Aside from arranging and going through stuff in the office, I also got the chance to finish a requirement for one of my minor subjects. A writing, to be passed next week during the subject’s exam day. I’m glad it’s done and that my list of do’s has somehow reduced(somehow).

There’s still a lot to do, though. And like I said, I’m right now trying to get the feel of which one I’d prefer to do first. Research paper intro, C# system, DBMS diagrams, 6 or so subjects to study for exams, plus, I gotta reformat my HD coz it’s starting to show signs that it’ll be driving me nuts in the very near future. Whew! EeeeeeeeZ now.

Gotta go now.
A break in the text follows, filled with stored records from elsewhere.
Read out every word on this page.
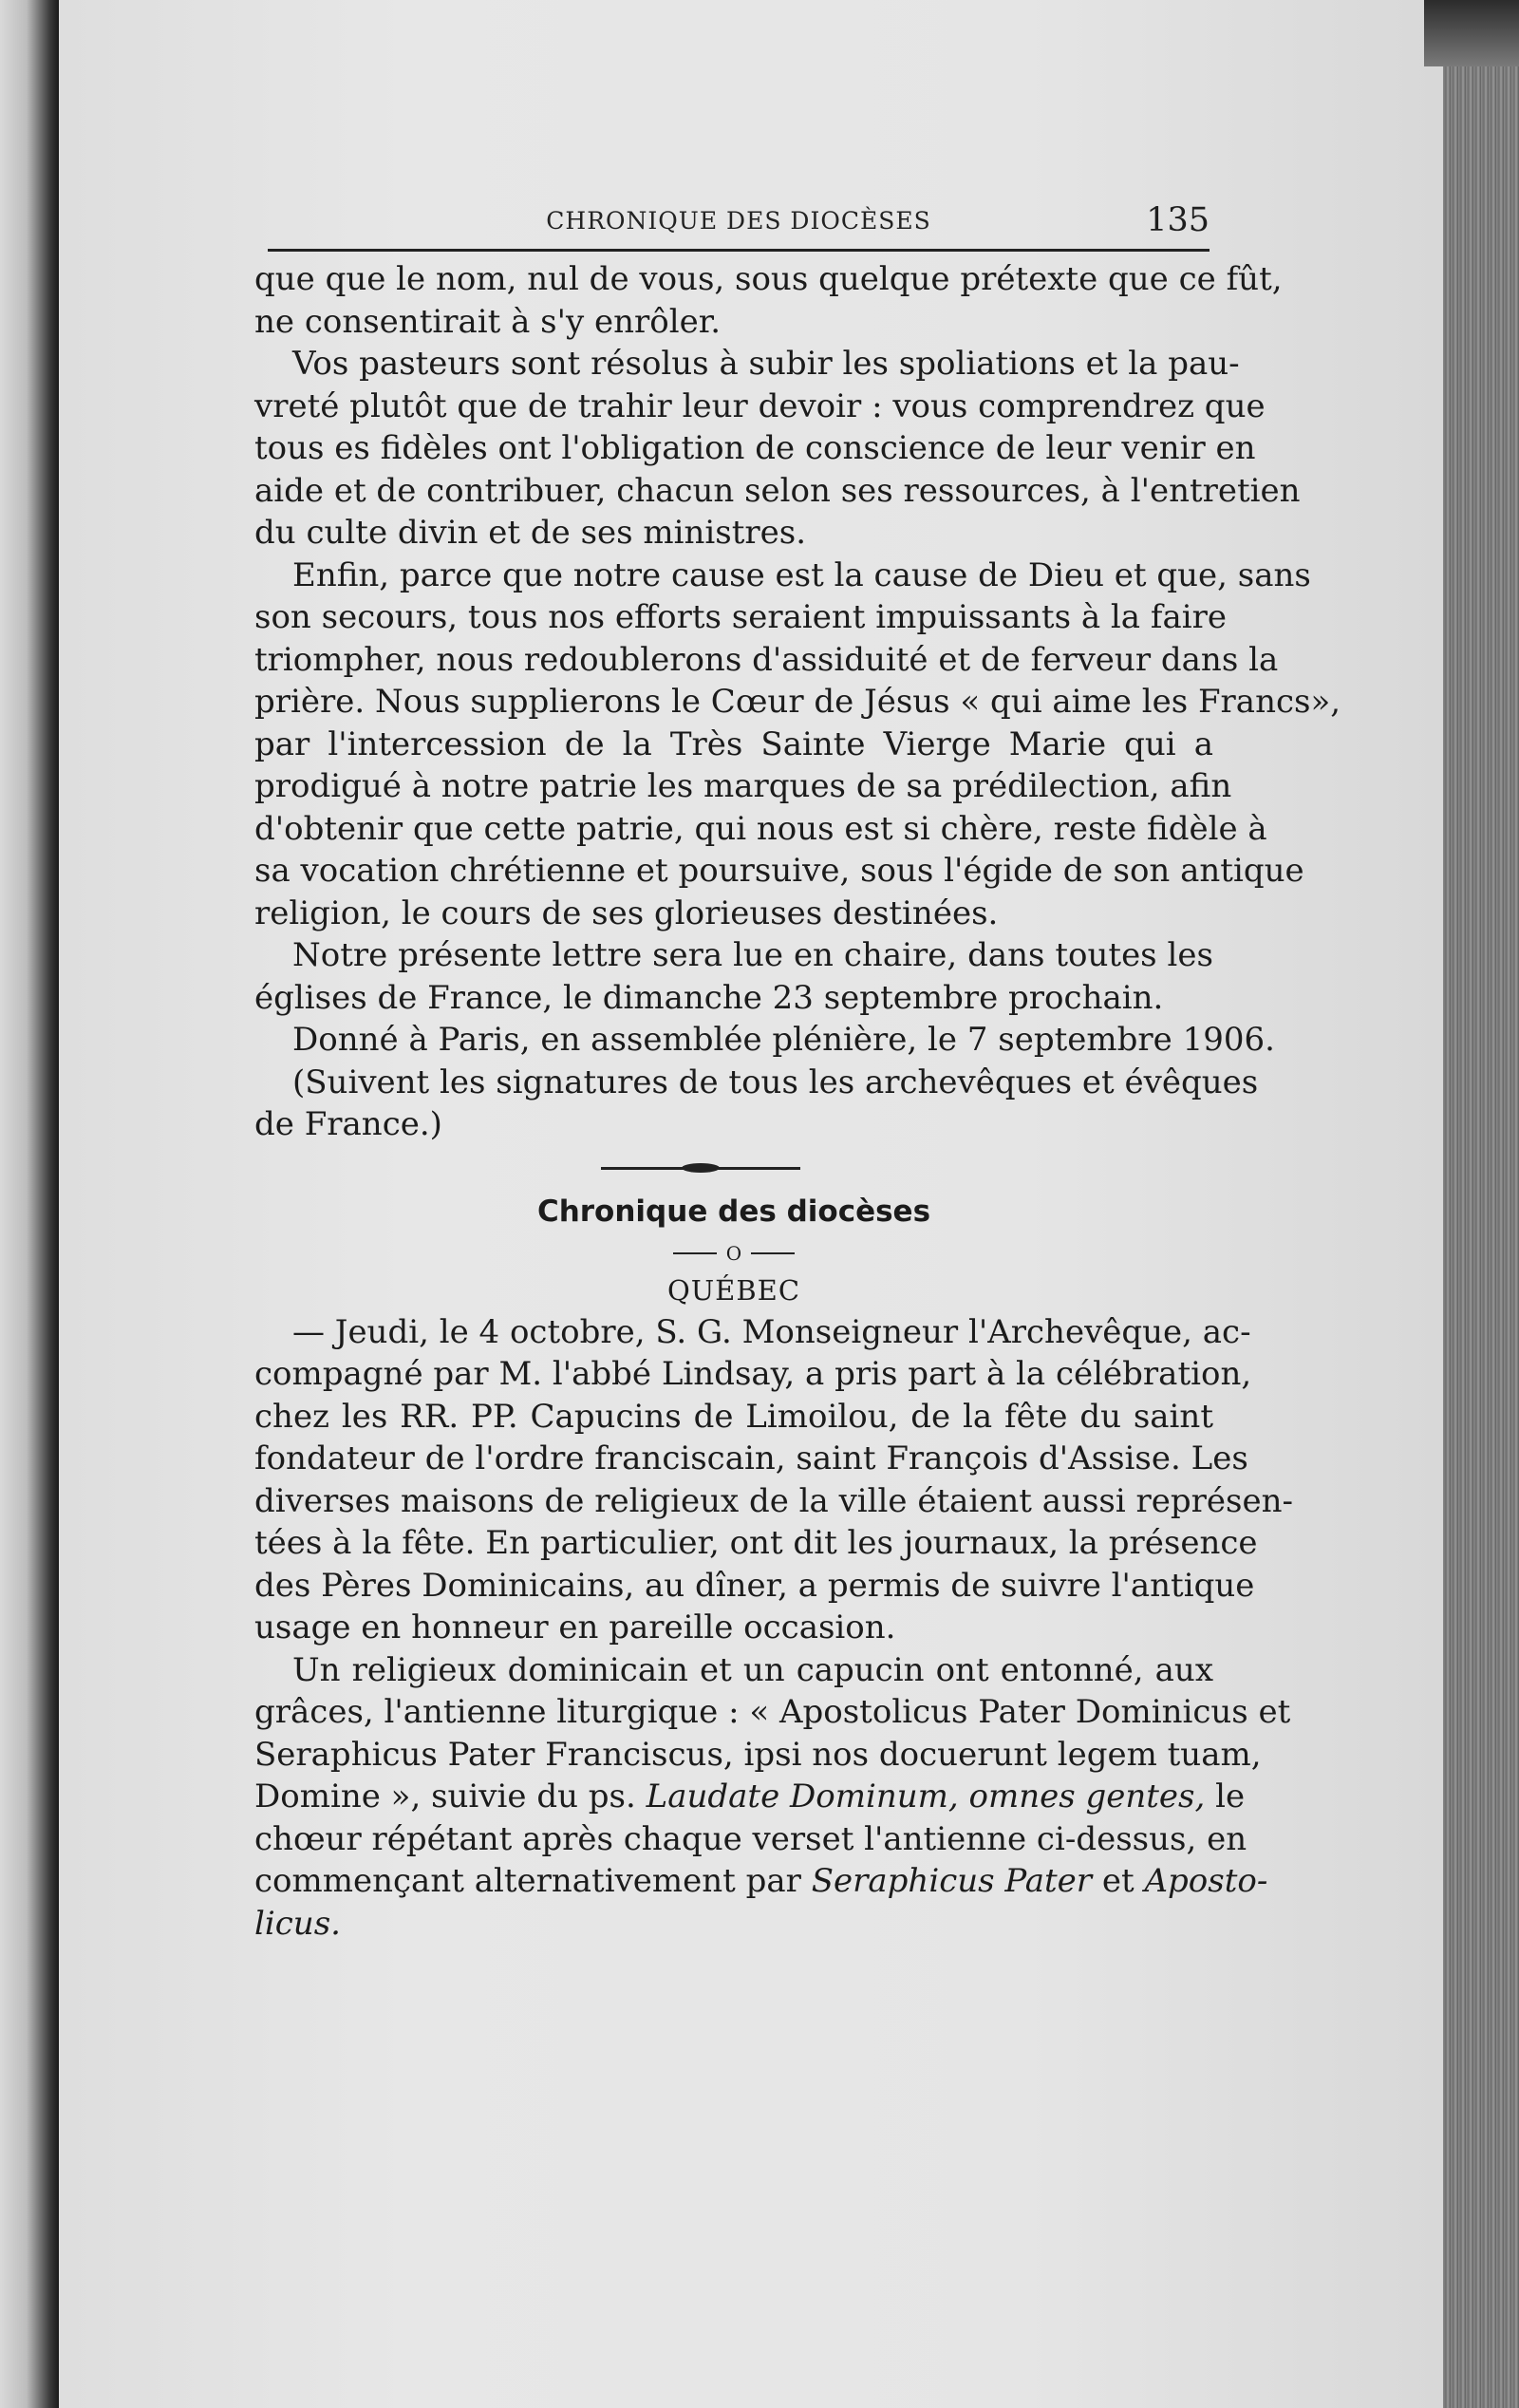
CHRONIQUE DES DIOCÈSES	135
que que le nom, nul de vous, sous quelque prétexte que ce fût,
ne consentirait à s'y enrôler.
Vos pasteurs sont résolus à subir les spoliations et la pau-
vreté plutôt que de trahir leur devoir : vous comprendrez que
tous es fidèles ont l'obligation de conscience de leur venir en
aide et de contribuer, chacun selon ses ressources, à l'entretien
du culte divin et de ses ministres.
Enfin, parce que notre cause est la cause de Dieu et que, sans
son secours, tous nos efforts seraient impuissants à la faire
triompher, nous redoublerons d'assiduité et de ferveur dans la
prière. Nous supplierons le Cœur de Jésus « qui aime les Francs»,
par l'intercession de la Très Sainte Vierge Marie qui a
prodigué à notre patrie les marques de sa prédilection, afin
d'obtenir que cette patrie, qui nous est si chère, reste fidèle à
sa vocation chrétienne et poursuive, sous l'égide de son antique
religion, le cours de ses glorieuses destinées.
Notre présente lettre sera lue en chaire, dans toutes les
églises de France, le dimanche 23 septembre prochain.
Donné à Paris, en assemblée plénière, le 7 septembre 1906.
(Suivent les signatures de tous les archevêques et évêques
de France.)
Chronique des diocèses
O
QUÉBEC
— Jeudi, le 4 octobre, S. G. Monseigneur l'Archevêque, ac-
compagné par M. l'abbé Lindsay, a pris part à la célébration,
chez les RR. PP. Capucins de Limoilou, de la fête du saint
fondateur de l'ordre franciscain, saint François d'Assise. Les
diverses maisons de religieux de la ville étaient aussi représen-
tées à la fête. En particulier, ont dit les journaux, la présence
des Pères Dominicains, au dîner, a permis de suivre l'antique
usage en honneur en pareille occasion.
Un religieux dominicain et un capucin ont entonné, aux
grâces, l'antienne liturgique : « Apostolicus Pater Dominicus et
Seraphicus Pater Franciscus, ipsi nos docuerunt legem tuam,
Domine », suivie du ps. Laudate Dominum, omnes gentes, le
chœur répétant après chaque verset l'antienne ci-dessus, en
commençant alternativement par Seraphicus Pater et Aposto-
licus.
Have to think it out. ;) Ciao!

—————————————–

an out-of-the-title’s-bounds p.s.

Sometimes, no matter how you strongly believe you could hold on, you just run out of reasons to fight. And then there comes the stench of truth…it’s just too damned rancid, you can’t cover your nose hard enough to avoid it!



{July 14, 2006}   A Work of Art: A Message

Every piece of art has a story behind it. Let that piece be a painting, a song, a poem, or a dance, it comes from and tells of a story that is — the artist, its creator’s experience.


We can think of art as an expression of man’s experiences. It could be his feelings, his thoughts, and his environment. It is through these that man is stirred to create art. Through these, man regenerates thoughts and ideas which would therefore become means to a more aesthetic and marvelous end — a piece of art.

At most times, artists feel relieved as they finish a piece. It’s as though they are being lightened, if not totally divested of their life’s burdens as they create art. I see this as the power of art to connect man with his experiences. And that connection eventually reaches out to others with similar experiences to that of the artist’s. If a man of art is able to share to the world a little of his anxieties through sending a message by means of art, then the world’s weight won’t be for him and him alone to carry. After all, man can’t be complete without relating to others. And art is one beautiful way of man’s sharing and relating to others.

Some works of art have the power to incite extreme emotions from its recipients. It’s because this particular group of captivated recipients could intensely relate to the message that the art’s creator tries to appealingly convey. A brokenhearted cries over a ballad. An ecstatic gleefully moves in time with a pop. I sometimes read a poem and feel as though I were reading my brain’s undelivered rants. Artists sway their audience through the message they so strikingly relay in their art.

Thoughts, feelings, the environment, or more collectively…experiences. This is the root of art. For although we say that nature is the Arts’ derivation, still, it is man’s experience of nature that channels the former to the latter. Artists help substantiate the beauty of nature and everything associated with it by their works of art.

An artist, therefore, is nature’s messenger. And his work of art — the message.

————————————————
Something for my Intro to Humanities subject.